NJ Medical Marijuana Advocates Want Regulations

New Jersey legalized medical marijuana eight months ago, but its advocates are finding that a law alone doesn't get the drug to patients.

About 70 activists — including potential patients, entrepreneurs who would like to sell pot, doctors who might prescribe it and lawyers — gathered Saturday in Trenton to try to hash out what they would like a distribution system to look like and consider how to get policymakers on their side.

"Passing a law is the easy part of what you have to do," said Stephanie Scherer, the director of the national medical marijuana patients group Americans for Safe Access. Some group members who attended the gathering wore suit coats and ties, while others donned Hawaiian shirts with prints of marijuana buds.

The advocates have several hopes for the regulations the state is devising. Among them: If the state seeks to set price controls, the advocates want the cannabis expensive enough that growers could afford to sell it but not too costly for patients, who say the drug can reduce pain and nausea and increase appetite.

Figuring out how to regulate medical marijuana has been a conundrum in the 14 states that have legalized it, largely because it's still illicit in the eyes of the federal government.

The businesses that sell the product are all technically running afoul of federal law — and so are their customers, even if their states allow it.

In New Jersey, allowing medical marijuana was one of the last acts of former Gov. Jon Corzine, a Democrat who signed a law that is the most restrictive among those adopted across the country. But he left many of the details to his successor, Republican Gov. Chris Christie.

While Christie supports the idea, he's been cautious about how to enact it.

In recent months, his administration looked into a novel plan that would have had the state's crop grown by Rutgers University and distributed by some of the state's hospitals. That idea was nixed, though, when Rutgers determined playing such a role would have been illegal.

Dawn Thomas, a state Department of Health and Senior Services spokeswoman, says it's working on establishing registry for patients and is meeting developing regulations. After getting an extension from the original deadline of July 1, the state has until October to publish the regulations.

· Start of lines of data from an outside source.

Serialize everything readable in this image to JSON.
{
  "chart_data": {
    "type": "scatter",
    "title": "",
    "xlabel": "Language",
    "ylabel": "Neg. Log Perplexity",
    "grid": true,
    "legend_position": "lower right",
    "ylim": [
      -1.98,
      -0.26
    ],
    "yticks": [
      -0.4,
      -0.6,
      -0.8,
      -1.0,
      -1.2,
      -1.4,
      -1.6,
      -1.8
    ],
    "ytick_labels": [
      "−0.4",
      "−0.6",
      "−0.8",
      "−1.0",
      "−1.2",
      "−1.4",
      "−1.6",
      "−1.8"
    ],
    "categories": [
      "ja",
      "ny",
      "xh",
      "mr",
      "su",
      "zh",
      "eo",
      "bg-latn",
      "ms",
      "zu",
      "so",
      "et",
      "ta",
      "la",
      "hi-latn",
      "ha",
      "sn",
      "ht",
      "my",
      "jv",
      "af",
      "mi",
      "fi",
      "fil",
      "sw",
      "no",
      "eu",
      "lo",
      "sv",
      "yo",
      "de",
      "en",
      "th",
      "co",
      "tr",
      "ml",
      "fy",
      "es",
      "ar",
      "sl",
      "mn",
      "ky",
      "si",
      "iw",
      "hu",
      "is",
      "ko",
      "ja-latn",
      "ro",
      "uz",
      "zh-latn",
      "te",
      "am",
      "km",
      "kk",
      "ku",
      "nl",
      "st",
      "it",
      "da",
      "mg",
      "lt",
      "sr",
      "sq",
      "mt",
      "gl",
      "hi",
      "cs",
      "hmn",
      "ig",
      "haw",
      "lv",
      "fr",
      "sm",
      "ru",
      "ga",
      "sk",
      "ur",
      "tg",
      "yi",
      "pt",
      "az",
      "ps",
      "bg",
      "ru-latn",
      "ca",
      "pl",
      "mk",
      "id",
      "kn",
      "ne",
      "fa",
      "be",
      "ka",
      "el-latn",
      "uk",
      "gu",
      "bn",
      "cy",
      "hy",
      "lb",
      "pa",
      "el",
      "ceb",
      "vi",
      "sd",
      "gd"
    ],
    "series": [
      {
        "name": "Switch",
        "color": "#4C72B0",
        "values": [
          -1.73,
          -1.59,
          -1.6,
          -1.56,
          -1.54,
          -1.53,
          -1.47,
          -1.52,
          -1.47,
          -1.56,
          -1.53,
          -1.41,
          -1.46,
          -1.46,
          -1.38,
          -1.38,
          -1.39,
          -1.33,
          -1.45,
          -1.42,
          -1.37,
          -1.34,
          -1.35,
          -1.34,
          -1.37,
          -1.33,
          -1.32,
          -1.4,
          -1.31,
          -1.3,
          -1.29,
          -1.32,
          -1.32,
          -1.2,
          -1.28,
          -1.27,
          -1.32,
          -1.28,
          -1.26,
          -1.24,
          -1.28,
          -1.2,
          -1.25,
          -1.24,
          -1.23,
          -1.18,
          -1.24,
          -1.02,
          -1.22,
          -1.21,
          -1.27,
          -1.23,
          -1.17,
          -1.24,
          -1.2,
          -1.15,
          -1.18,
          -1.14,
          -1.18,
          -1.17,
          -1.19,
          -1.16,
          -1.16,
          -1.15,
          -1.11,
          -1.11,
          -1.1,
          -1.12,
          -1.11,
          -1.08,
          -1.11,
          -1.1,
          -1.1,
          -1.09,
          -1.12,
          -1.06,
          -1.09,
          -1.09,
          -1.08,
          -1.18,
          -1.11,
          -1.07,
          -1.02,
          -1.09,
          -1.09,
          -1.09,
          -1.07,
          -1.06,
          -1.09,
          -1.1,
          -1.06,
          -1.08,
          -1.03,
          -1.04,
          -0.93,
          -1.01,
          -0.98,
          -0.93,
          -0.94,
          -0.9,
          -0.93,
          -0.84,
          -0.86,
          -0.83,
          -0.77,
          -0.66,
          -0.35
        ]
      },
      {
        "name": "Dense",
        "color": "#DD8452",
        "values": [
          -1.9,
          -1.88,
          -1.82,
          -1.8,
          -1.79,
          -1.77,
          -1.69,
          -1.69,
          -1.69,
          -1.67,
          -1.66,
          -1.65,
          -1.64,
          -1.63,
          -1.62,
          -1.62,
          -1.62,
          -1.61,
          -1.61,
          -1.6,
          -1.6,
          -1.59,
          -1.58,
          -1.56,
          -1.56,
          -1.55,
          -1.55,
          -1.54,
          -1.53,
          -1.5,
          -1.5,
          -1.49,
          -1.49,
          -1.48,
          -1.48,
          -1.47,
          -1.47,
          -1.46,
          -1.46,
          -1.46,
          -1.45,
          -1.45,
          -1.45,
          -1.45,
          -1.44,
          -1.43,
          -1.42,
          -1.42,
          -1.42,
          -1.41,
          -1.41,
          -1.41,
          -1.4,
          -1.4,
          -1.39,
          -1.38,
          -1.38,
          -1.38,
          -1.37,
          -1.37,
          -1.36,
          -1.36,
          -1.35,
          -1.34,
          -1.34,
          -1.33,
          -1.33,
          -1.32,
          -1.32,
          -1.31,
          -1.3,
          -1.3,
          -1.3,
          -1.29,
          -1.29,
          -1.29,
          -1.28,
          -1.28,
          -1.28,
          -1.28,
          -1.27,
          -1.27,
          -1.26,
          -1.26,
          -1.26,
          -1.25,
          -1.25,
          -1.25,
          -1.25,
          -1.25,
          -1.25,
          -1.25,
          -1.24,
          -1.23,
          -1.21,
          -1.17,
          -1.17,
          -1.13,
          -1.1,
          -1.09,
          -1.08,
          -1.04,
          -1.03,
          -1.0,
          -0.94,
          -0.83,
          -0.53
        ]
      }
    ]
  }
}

The state law calls for six nonprofit alternative treatment centers around the state to grow and sell the marijuana initially, though for-profit businesses could later get licenses.

Activists also are encouraged that state officials have met with them in recent weeks after months of refusing to do so.

"We left the meeting confident that the Department of Health is trying to implement the law," said Ken Wolski, executive director of the Coalition for Medical Marijuana of New Jersey. He's hopeful patients will be able to legally buy marijuana by next March.

However, there are parts of the law that advocates already say need to be changed. They would like patients suffering from a wider variety of medical conditions — currently only six are recognized — to be eligible.

And they want registered patients to be allowed to grow their own pot.

Scherer said other states have been considering some features of the New Jersey law that trouble advocates, such as barring patients from growing their own stashes.